Stem Histogram

Stem Histogram: The Concept

Graphic Matrix

All the generated 'potential' regions may be visualized with what may be called a 'graphic matrix' (or stem histogram), a two-dimensional plot of all paired bases. Along the horizontal axis (left to right) is the base sequence data ordered from the 5'-end of the molecule to the 3'-end. Along the vertical axis (top to bottom) is the reverse complement of the sequence. The reverse complement orders the molecule from the 3'-end to the 5'-end and all the bases in the sequence are complemented. The origin of the matrix, the (1,1) position, is in the upper left corner. A dot is placed at each position in the matrix where the base represented by the horizontal coordinate is equal to the base represented by the vertical coordinate. (Since we are dealing with a complemented sequence along the vertical axis, equality represents complementarily.) Thus, all the 'potential' regions appear as diagonal lines in the matrix, the length of a diagonal depicts the length of a bonding run or the size of a region, and the position of a diagonal indicates what bases in the sequence are actually partaking in the pairing. It should be noted that only the upper half of the matrix needs to be displayed since the upper and lower halves of the matrix are symmetrical. (Shapiro and Lipkin 1983).

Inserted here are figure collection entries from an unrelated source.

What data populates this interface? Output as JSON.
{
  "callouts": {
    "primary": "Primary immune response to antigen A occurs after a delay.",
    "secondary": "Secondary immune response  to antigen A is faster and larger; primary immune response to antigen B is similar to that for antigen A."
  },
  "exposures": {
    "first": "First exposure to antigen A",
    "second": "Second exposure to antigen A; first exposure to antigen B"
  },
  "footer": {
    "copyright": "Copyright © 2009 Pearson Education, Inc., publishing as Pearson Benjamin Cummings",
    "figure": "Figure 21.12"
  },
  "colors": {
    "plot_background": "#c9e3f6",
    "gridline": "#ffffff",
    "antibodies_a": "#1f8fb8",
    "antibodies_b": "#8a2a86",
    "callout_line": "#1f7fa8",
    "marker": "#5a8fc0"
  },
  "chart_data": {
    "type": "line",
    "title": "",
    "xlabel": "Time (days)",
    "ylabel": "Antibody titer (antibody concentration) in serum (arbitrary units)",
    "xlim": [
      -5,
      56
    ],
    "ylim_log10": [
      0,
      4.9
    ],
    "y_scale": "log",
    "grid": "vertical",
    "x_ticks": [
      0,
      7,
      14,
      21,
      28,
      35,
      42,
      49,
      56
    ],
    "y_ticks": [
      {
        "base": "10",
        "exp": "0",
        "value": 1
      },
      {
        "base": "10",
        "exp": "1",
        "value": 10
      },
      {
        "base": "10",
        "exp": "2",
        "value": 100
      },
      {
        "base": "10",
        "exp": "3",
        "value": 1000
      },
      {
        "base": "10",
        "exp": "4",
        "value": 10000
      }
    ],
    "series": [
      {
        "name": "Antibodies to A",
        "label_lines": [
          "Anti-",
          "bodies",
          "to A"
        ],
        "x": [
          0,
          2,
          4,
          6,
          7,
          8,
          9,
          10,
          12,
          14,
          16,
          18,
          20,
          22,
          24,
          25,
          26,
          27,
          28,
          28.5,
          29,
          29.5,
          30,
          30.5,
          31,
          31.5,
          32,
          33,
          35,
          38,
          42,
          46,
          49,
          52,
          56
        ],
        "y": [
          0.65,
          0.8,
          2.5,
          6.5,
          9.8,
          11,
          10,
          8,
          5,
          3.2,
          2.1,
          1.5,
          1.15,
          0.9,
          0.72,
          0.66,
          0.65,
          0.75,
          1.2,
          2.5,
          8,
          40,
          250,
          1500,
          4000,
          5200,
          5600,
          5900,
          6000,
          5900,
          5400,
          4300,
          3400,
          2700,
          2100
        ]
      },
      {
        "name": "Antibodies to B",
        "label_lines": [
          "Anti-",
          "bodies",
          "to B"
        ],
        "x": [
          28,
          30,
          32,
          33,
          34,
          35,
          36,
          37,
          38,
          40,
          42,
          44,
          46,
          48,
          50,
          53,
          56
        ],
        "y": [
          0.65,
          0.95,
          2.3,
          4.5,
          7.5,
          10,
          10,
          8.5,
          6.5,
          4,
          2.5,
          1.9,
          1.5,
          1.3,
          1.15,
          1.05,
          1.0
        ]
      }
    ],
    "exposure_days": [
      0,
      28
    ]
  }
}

In general, attempting to line up selected regions in near diagonals tends to produce more stable configurations than a random selection. This is because diagonal runs tend to minimize the destabilizing influences of loops. Internal loops are indicated in the matrix by gaps between chosen regions. The larger the gap the larger the loop. The more displaced from a diagonal two consecutive regions are, the more unequal are the two sides comprising the internal loop. Hairpin loops are indicated by the gaps that exist between the last diagonal region and the principal matrix diagonal, running form the lower left corner to the upper right corner.

It should be noted that pairs of regions that overlap are not permitted since they would produce structures which allow bases to pair to more then one other base. These overlapping structures are indicated in the matrix by the intersection of the regions' vertical and /or horizontal projections. Knot-like structures are indicated in the matrix by those areas in which the vertical (horizontal) projection of a gap intersects the vertical (horizontal) projection of a region and this region's horizontal (vertical) projection lies outside the gap.


Stem Histogram of the HIV-1 MN MPGAfold Results

Stem Histogram Plot of MPGAFold Results

This figure below shows a stem histogram plot of our MPGAfold (Massively Parallel Genetic Algorithm) results for multiple population (2K through 64K) folding runs of HIV-1 MN 366nt long 5' UTR domain. Color scale used to code the frequency of appearance of stens is shown in the lower right-hand cornet. Stems shared in all the predicted structures are circled in light gray, stems unique to the branched (BMH) conformers are circled in red, and stems unique to the linear (LDI) conformers arecircled in light blue. The BMH and the LDI motifs are mutually exclusive. Thus this stem histogram plot shows two alternative conformations of the HIV-1 5' UTR domain predicted by MPGAfold.


Stem Histogram of the Polio 3 Sabin Mfold Results

Stem Histogram of the Polio 3 Sabin Mfold Results

This figure is of 10,000 optimal and suboptimal structures of the polio 3 sabin strain folded using the 2dynamic programing algorithm (DPA). The figure is color coded with red meaning that less then 10% of the structures contained a particular stem. Magenta means that over 90% of the structures contain the particular stem.

One can also interact with the diagonals to extract information associated with the stems. In addition one can threshold the matrix to examine stems that reside within the specified limits from structures that are depicted.